Но ничего не вижу. Только фиолетовые разводы.

Наверное, так себе умишко — стишки в альбомчик, музицирует для гостей, дуется на маменьку из-за каких-нибудь булавок и ленточек. Хорошенькая дочка богатого купца. Характером тверда и расчетлива, а доверчивость придумал художник, чтобы побольше заплатили. Как бы она заверещала, если бы я дотронулся до ее белых с кружевами панталон!

Меня будит Юрка Ермаков. Он теперь работает прицепщиком и живет в бригаде, но трактор сломался в километре от центральной усадьбы, и он пришел сюда. Места у него нет, и он решил одарить меня своей дружбой. Большой, толстый, да еще в свитере и ватных штанах, он совсем сталкивает меня с тюфяка. Я пробую брыкаться, но он советует давить Ушкина и засыпает.

Я вижу Ушкина теперь совсем близко, и мне становится не по себе. Он выглядит так, словно что-то болит в нем неутихающей, жестокой болью или какой-нибудь вопрос неотступно мучает его. Я хочу окликнуть Ушкина, потом представляю, как он воткнет в меня свои сверлилки, спросит, чего мне сейчас больше всего хочется, и я буду сидеть вот с такими же остановившимися глазами и думать, что же случилось и что же делать дальше. Пускай уж он один ломает голову, если ему так хочется все знать до конца.

Заснуть как следует мне в ту ночь так и не удается. Хлопает дверь, и чьи-то сапоги бесцеремонно топчутся у порога. Ушкин взлетает, как выстреленный из рогатки, сдергивает с меня одеяло. На всю комнату звонит его поросячий дискант:

— Подъем! Колонна пришла!

Юрка Ермаков, не дожидаясь, пока я очухаюсь, расправляет поверх меня свои конечности. Ему не вставать, он может спать, пока наладят трактор. Ушкин бегает по тропинке от сцены к двери и сдирает одеяла.

— Кончай ночевать! Колонна пришла! — кричит он почти с торжеством.

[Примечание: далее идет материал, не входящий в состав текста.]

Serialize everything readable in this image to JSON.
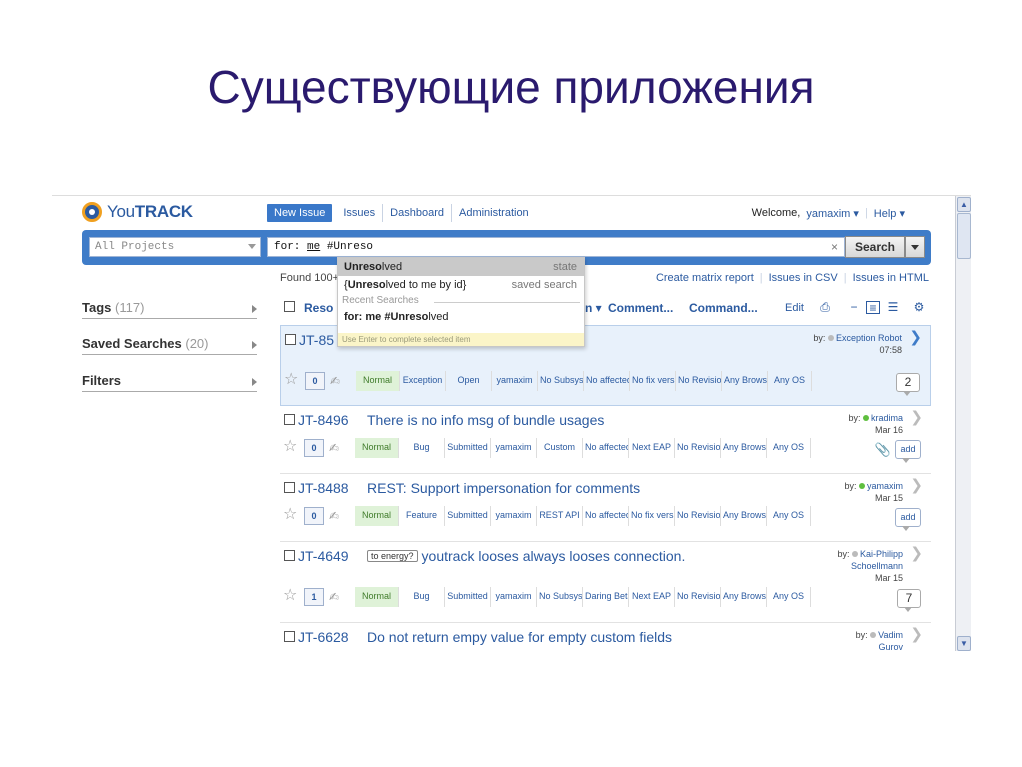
{
  "slide": {
    "title": "Существующие приложения"
  },
  "app": {
    "logo": {
      "you": "You",
      "track": "TRACK"
    },
    "nav": [
      "New Issue",
      "Issues",
      "Dashboard",
      "Administration"
    ],
    "welcome": {
      "text": "Welcome,",
      "user": "yamaxim",
      "help": "Help"
    },
    "search": {
      "project": "All Projects",
      "query_prefix": "for: ",
      "query_me": "me",
      "query_rest": " #Unreso",
      "clear": "×",
      "button": "Search"
    },
    "autocomplete": {
      "items": [
        {
          "bold": "Unreso",
          "rest": "lved",
          "right": "state"
        },
        {
          "pre": "{",
          "bold": "Unreso",
          "rest": "lved to me by id}",
          "right": "saved search"
        }
      ],
      "section": "Recent Searches",
      "recent": {
        "bold": "for: me #Unreso",
        "rest": "lved"
      },
      "hint": "Use Enter to complete selected item"
    },
    "found": "Found 100+",
    "links": [
      "Create matrix report",
      "Issues in CSV",
      "Issues in HTML"
    ],
    "sidebar": {
      "tags": {
        "label": "Tags",
        "count": "(117)"
      },
      "saved": {
        "label": "Saved Searches",
        "count": "(20)"
      },
      "filters": {
        "label": "Filters"
      }
    },
    "toolbar": {
      "col1": "Reso",
      "col2": "n ▾",
      "comment": "Comment...",
      "command": "Command...",
      "edit": "Edit"
    },
    "issues": [
      {
        "id": "JT-85",
        "summary": "",
        "tag": "",
        "votes": "0",
        "fields": [
          "Normal",
          "Exception",
          "Open",
          "yamaxim",
          "No Subsystem",
          "No affected",
          "No fix version",
          "No Revision",
          "Any Browser",
          "Any OS"
        ],
        "reporter_by": "by:",
        "reporter": "Exception Robot",
        "reporter_line2": "",
        "date": "07:58",
        "comments": "2",
        "dot_color": "#bbbbbb"
      },
      {
        "id": "JT-8496",
        "summary": "There is no info msg of bundle usages",
        "tag": "",
        "votes": "0",
        "fields": [
          "Normal",
          "Bug",
          "Submitted",
          "yamaxim",
          "Custom",
          "No affected",
          "Next EAP",
          "No Revision",
          "Any Browser",
          "Any OS"
        ],
        "reporter_by": "by:",
        "reporter": "kradima",
        "reporter_line2": "",
        "date": "Mar 16",
        "comments": "add",
        "dot_color": "#5fbf3f"
      },
      {
        "id": "JT-8488",
        "summary": "REST: Support impersonation for comments",
        "tag": "",
        "votes": "0",
        "fields": [
          "Normal",
          "Feature",
          "Submitted",
          "yamaxim",
          "REST API",
          "No affected",
          "No fix version",
          "No Revision",
          "Any Browser",
          "Any OS"
        ],
        "reporter_by": "by:",
        "reporter": "yamaxim",
        "reporter_line2": "",
        "date": "Mar 15",
        "comments": "add",
        "dot_color": "#5fbf3f"
      },
      {
        "id": "JT-4649",
        "summary": "youtrack looses always looses connection.",
        "tag": "to energy?",
        "votes": "1",
        "fields": [
          "Normal",
          "Bug",
          "Submitted",
          "yamaxim",
          "No Subsystem",
          "Daring Beta",
          "Next EAP",
          "No Revision",
          "Any Browser",
          "Any OS"
        ],
        "reporter_by": "by:",
        "reporter": "Kai-Philipp",
        "reporter_line2": "Schoellmann",
        "date": "Mar 15",
        "comments": "7",
        "dot_color": "#bbbbbb"
      },
      {
        "id": "JT-6628",
        "summary": "Do not return empy value for empty custom fields",
        "tag": "",
        "votes": "",
        "fields": [],
        "reporter_by": "by:",
        "reporter": "Vadim",
        "reporter_line2": "Gurov",
        "date": "",
        "comments": "",
        "dot_color": "#bbbbbb"
      }
    ],
    "colors": {
      "accent": "#3f7cc8",
      "link": "#2b5aa0",
      "priority_bg": "#dff2d8",
      "title": "#2a1a6e"
    }
  }
}
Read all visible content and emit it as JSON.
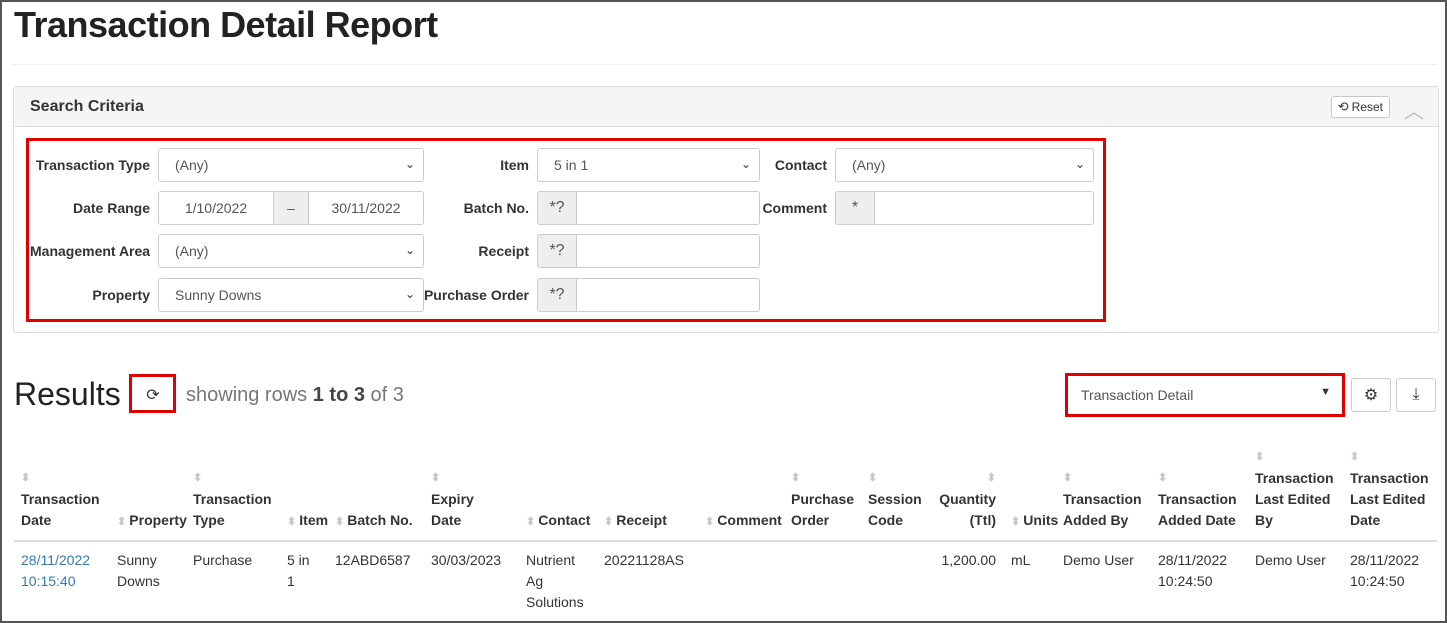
{
  "page": {
    "title": "Transaction Detail Report"
  },
  "search_criteria": {
    "title": "Search Criteria",
    "reset_label": "Reset",
    "transaction_type": {
      "label": "Transaction Type",
      "value": "(Any)"
    },
    "date_range": {
      "label": "Date Range",
      "from": "1/10/2022",
      "separator": "–",
      "to": "30/11/2022"
    },
    "management_area": {
      "label": "Management Area",
      "value": "(Any)"
    },
    "property": {
      "label": "Property",
      "value": "Sunny Downs"
    },
    "item": {
      "label": "Item",
      "value": "5 in 1"
    },
    "batch_no": {
      "label": "Batch No.",
      "addon": "*?",
      "value": ""
    },
    "receipt": {
      "label": "Receipt",
      "addon": "*?",
      "value": ""
    },
    "purchase_order": {
      "label": "Purchase Order",
      "addon": "*?",
      "value": ""
    },
    "contact": {
      "label": "Contact",
      "value": "(Any)"
    },
    "comment": {
      "label": "Comment",
      "addon": "*",
      "value": ""
    }
  },
  "results": {
    "title": "Results",
    "showing_prefix": "showing rows",
    "range": "1 to 3",
    "of_word": "of",
    "total": "3",
    "view": "Transaction Detail"
  },
  "table": {
    "columns": [
      [
        "Transaction",
        "Date"
      ],
      [
        "Property"
      ],
      [
        "Transaction",
        "Type"
      ],
      [
        "Item"
      ],
      [
        "Batch No."
      ],
      [
        "Expiry",
        "Date"
      ],
      [
        "Contact"
      ],
      [
        "Receipt"
      ],
      [
        "Comment"
      ],
      [
        "Purchase",
        "Order"
      ],
      [
        "Session",
        "Code"
      ],
      [
        "Quantity",
        "(Ttl)"
      ],
      [
        "Units"
      ],
      [
        "Transaction",
        "Added By"
      ],
      [
        "Transaction",
        "Added Date"
      ],
      [
        "Transaction",
        "Last Edited",
        "By"
      ],
      [
        "Transaction",
        "Last Edited",
        "Date"
      ]
    ],
    "rows": [
      {
        "date": [
          "28/11/2022",
          "10:15:40"
        ],
        "property": [
          "Sunny",
          "Downs"
        ],
        "type": [
          "Purchase"
        ],
        "item": [
          "5 in",
          "1"
        ],
        "batch": [
          "12ABD6587"
        ],
        "expiry": [
          "30/03/2023"
        ],
        "contact": [
          "Nutrient",
          "Ag",
          "Solutions"
        ],
        "receipt": [
          "20221128AS"
        ],
        "comment": [],
        "purchase_order": [],
        "session_code": [],
        "quantity": [
          "1,200.00"
        ],
        "units": [
          "mL"
        ],
        "added_by": [
          "Demo User"
        ],
        "added_date": [
          "28/11/2022",
          "10:24:50"
        ],
        "edited_by": [
          "Demo User"
        ],
        "edited_date": [
          "28/11/2022",
          "10:24:50"
        ]
      }
    ]
  },
  "colors": {
    "highlight": "#e00000",
    "link": "#337ab7",
    "addon_bg": "#eeeeee"
  }
}
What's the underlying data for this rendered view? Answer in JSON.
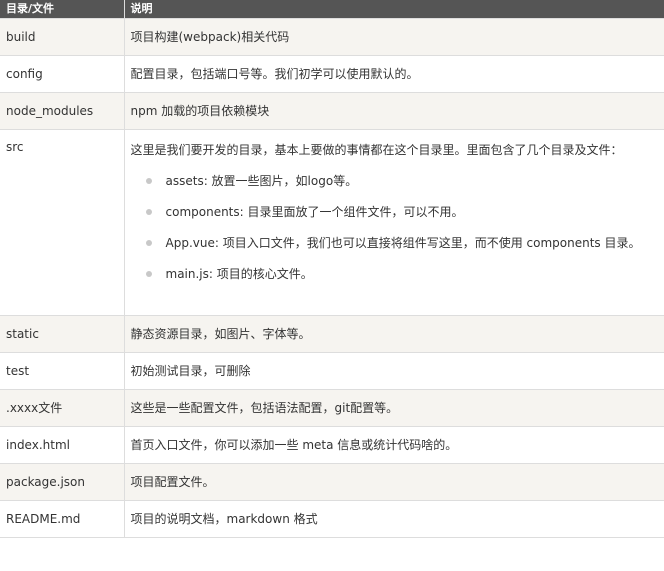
{
  "header": {
    "col1": "目录/文件",
    "col2": "说明"
  },
  "rows": [
    {
      "name": "build",
      "desc": "项目构建(webpack)相关代码"
    },
    {
      "name": "config",
      "desc": "配置目录，包括端口号等。我们初学可以使用默认的。"
    },
    {
      "name": "node_modules",
      "desc": "npm 加载的项目依赖模块"
    },
    {
      "name": "src",
      "desc": "这里是我们要开发的目录，基本上要做的事情都在这个目录里。里面包含了几个目录及文件：",
      "bullets": [
        "assets: 放置一些图片，如logo等。",
        "components: 目录里面放了一个组件文件，可以不用。",
        "App.vue: 项目入口文件，我们也可以直接将组件写这里，而不使用 components 目录。",
        "main.js: 项目的核心文件。"
      ]
    },
    {
      "name": "static",
      "desc": "静态资源目录，如图片、字体等。"
    },
    {
      "name": "test",
      "desc": "初始测试目录，可删除"
    },
    {
      "name": ".xxxx文件",
      "desc": "这些是一些配置文件，包括语法配置，git配置等。"
    },
    {
      "name": "index.html",
      "desc": "首页入口文件，你可以添加一些 meta 信息或统计代码啥的。"
    },
    {
      "name": "package.json",
      "desc": "项目配置文件。"
    },
    {
      "name": "README.md",
      "desc": "项目的说明文档，markdown 格式"
    }
  ]
}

Всхлипнув пару раз, на току начинает стучать движок. Спиралька в лампочке медленно алеет.

— Кончай ночевать! Подъем!

...Да, чуть не забыл! Много позже, когда мы уже вернулись в Москву, отмылись, отоспались, налюбовались на свои значки и грамоты, мы узнали, что там, на целине, никакого брому нам не давали — просто мы очень уставали. А байку про бром придумал Ушкин, чтобы мы не так волновались.

КИНДЖИ, СТЕПНОЕ СОЛНЦЕ 

Раннее-раннее утро. Настырный петух орет как заведенный у самого сарая:

— Те-тя Ли-на-а-а! Тетя Ли-на-а-а!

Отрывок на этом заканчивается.